Le grand public connaît la voix de Prométhée du groupe Révolution. Il va désormais apprendre à s’habituer à celle de sa mère Dame Koué qui vient de publier son troisième album (‘’Révélation’’) samedi dernier.

Gros plan sur cette dame à la voix puissante. 

Autant le dire tout de suite, il n’y avait aucune chance que cette dame échappe à la musique. Tout la destinait à la chanson depuis longtemps. Née à Blapleu, non loin de Dropleu, une zone réputée pour ses danses célèbres et ses chanteuses (de Kohun Tan) dans la région de Danané, son enfance était baignée par les merveilleuses voix de ses tantes paternelles. Même aujourd’hui encore, plusieurs années après, la voix de sa tante Siaou chante toujours dans sa tête. Tout comme celle de Kouidé ou encore la voix onctueuse de Munlé, chantre dans la chorale yacouba de l’église catholique de Danané.

Dans un environnement du village où même le vent chante mêlé aux chants des oiseaux et aux pavoisements des feuillages, Léontine a connu une enfance joyeuse. Ici, il y avait toujours matière à réjouissance. Avec, en plus, les manifestations récréatives des élèves et étudiants du canton Oua réunis au sein de l’AMEECO. Celles-ci donnaient à la jeune Léontine l’occasion de démontrer ses talents de chanteuse exercés dans la chorale des jeunes de l’église.

Avec le temps, elle devenait une belle et charmante jeune femme adulée déjà par les foules. Et, plus particulièrement, par les hommes. Le mariage lui tendait les bras. Sa carrière aussi. Lorsqu’elle arrête les études et qu’elle doit se marier, ses frères s’empressent de dire à Mathurin Koué, son mari : «Si tu veux la garder comme épouse, ne la laisse pas chanter.» Un conseil que l’homme prend très au sérieux.

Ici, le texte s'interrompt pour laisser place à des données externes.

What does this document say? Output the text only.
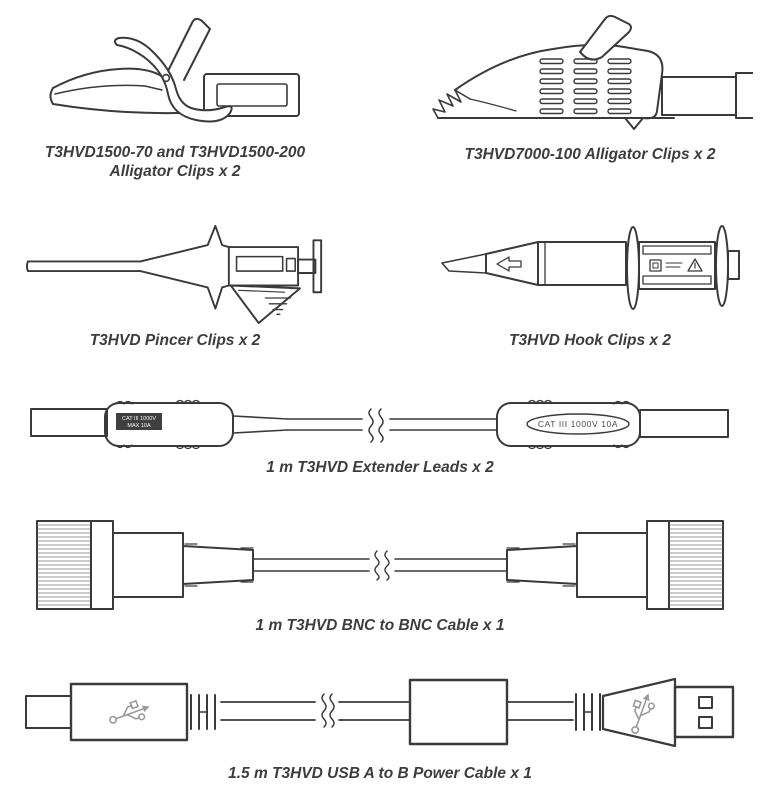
T3HVD1500-70 and T3HVD1500-200
Alligator Clips x 2
T3HVD7000-100 Alligator Clips x 2
T3HVD Pincer Clips x 2	T3HVD Hook Clips x 2
CAT III 1000V
MAX 10A	CAT III 1000V 10A
1 m T3HVD Extender Leads x 2
1 m T3HVD BNC to BNC Cable x 1
1.5 m T3HVD USB A to B Power Cable x 1
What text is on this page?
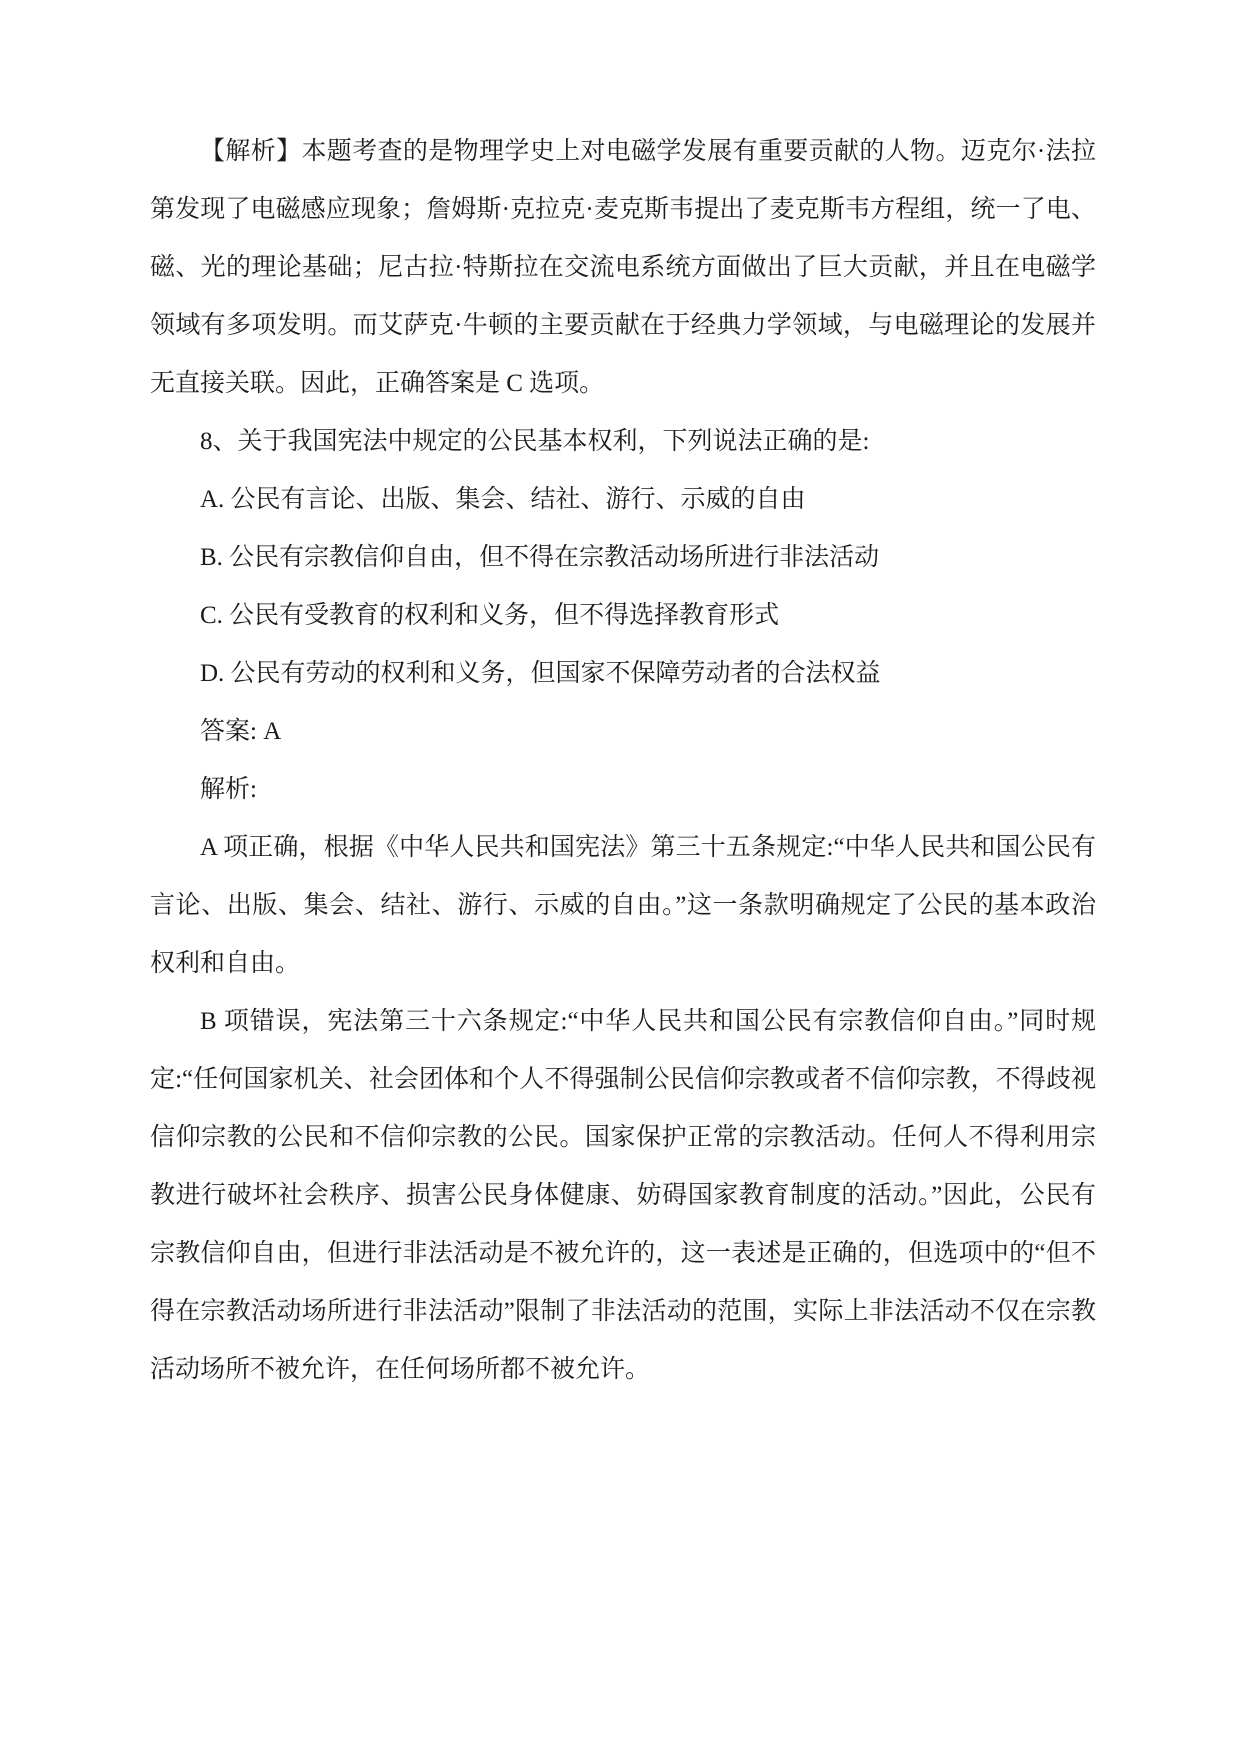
【解析】本题考查的是物理学史上对电磁学发展有重要贡献的人物。迈克尔·法拉第发现了电磁感应现象；詹姆斯·克拉克·麦克斯韦提出了麦克斯韦方程组，统一了电、磁、光的理论基础；尼古拉·特斯拉在交流电系统方面做出了巨大贡献，并且在电磁学领域有多项发明。而艾萨克·牛顿的主要贡献在于经典力学领域，与电磁理论的发展并无直接关联。因此，正确答案是 C 选项。

8、关于我国宪法中规定的公民基本权利，下列说法正确的是:

A. 公民有言论、出版、集会、结社、游行、示威的自由

B. 公民有宗教信仰自由，但不得在宗教活动场所进行非法活动

C. 公民有受教育的权利和义务，但不得选择教育形式

D. 公民有劳动的权利和义务，但国家不保障劳动者的合法权益

答案: A

解析:

A 项正确，根据《中华人民共和国宪法》第三十五条规定:“中华人民共和国公民有言论、出版、集会、结社、游行、示威的自由。”这一条款明确规定了公民的基本政治权利和自由。

B 项错误，宪法第三十六条规定:“中华人民共和国公民有宗教信仰自由。”同时规定:“任何国家机关、社会团体和个人不得强制公民信仰宗教或者不信仰宗教，不得歧视信仰宗教的公民和不信仰宗教的公民。国家保护正常的宗教活动。任何人不得利用宗教进行破坏社会秩序、损害公民身体健康、妨碍国家教育制度的活动。”因此，公民有宗教信仰自由，但进行非法活动是不被允许的，这一表述是正确的，但选项中的“但不得在宗教活动场所进行非法活动”限制了非法活动的范围，实际上非法活动不仅在宗教活动场所不被允许，在任何场所都不被允许。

Fille de bonne famille et désireuse de fonder un foyer solide, Léontine arrête tout. On ne la voit plus chanter dans les manifs des villages. Cela dure un temps. Mais un jour, au cours d’une fête dans le village de son mari, une danse se présente devant son mari et elle. Une des danseuses vient lui ‘’lancer un défi’’ en lui tendant un chasse-mouche (queue de cheval). Il n’en fallait pas plus pour réveiller l’artiste qui sommeillait en elle. Aussitôt, la voilà tourbillonnant au milieu de la scène. Un signe épatant que cette femme ne pouvait échapper à son destin. Finalement, ce qui devait arriver arriva un jour de l’année 2010.

Léontine entre en studio grâce au colonel Mangly. Elle enregistre son premier album et décide de se faire appeler désormais Dame Koué. Une manière de rassurer Mathurin (son mari) en lui disant, par ce nom de scène, que même en devenant chanteuse, elle demeure la dame de monsieur Koué. Un hommage bien mérité pour cet homme qui a accepté qu’elle fasse de la musique et ne ménage aucun effort pour la soutenir.

Samedi dernier encore, il était là, à la dédicace du troisième album de son épouse. A un moment où la voix de leur fils, Prométhée (du groupe Révolution) chante partout ce refrain devenu célèbre : «Je bois plus oooh éééh ! Je suis soulé…» Même si pour son enfant aussi M. Koué avait opposé son refus au départ, on peut dire aujourd’hui qu’il est un homme heureux. Une femme et un fils qui s’affirment de belle manière et avec beaucoup de bonheur dans la musique.

C’est d’ailleurs le fils qui est le producteur du nouveau disque de sa mère. Un album qui a bénéficié des arrangements de Kacou Honoré. Une œuvre de belle facture qui marque un tournant dans la carrière de cette chanteuse tradi-moderne. 

Les femmes s’unissent derrière la Dame

 

Samedi dernier, à la dédicace de son nouvel album, à l’allocodrome de Niangon, Dame Koué a reçu des soutiens de toutes parts. Parmi les nombreux soutiens, on pouvait noter ceux de l’Associations des femmes unies de Danané conduite par sa présidente Mme Louise Bah. La chanteuse et son époux ont été honorés au cours de cette nuit de musique.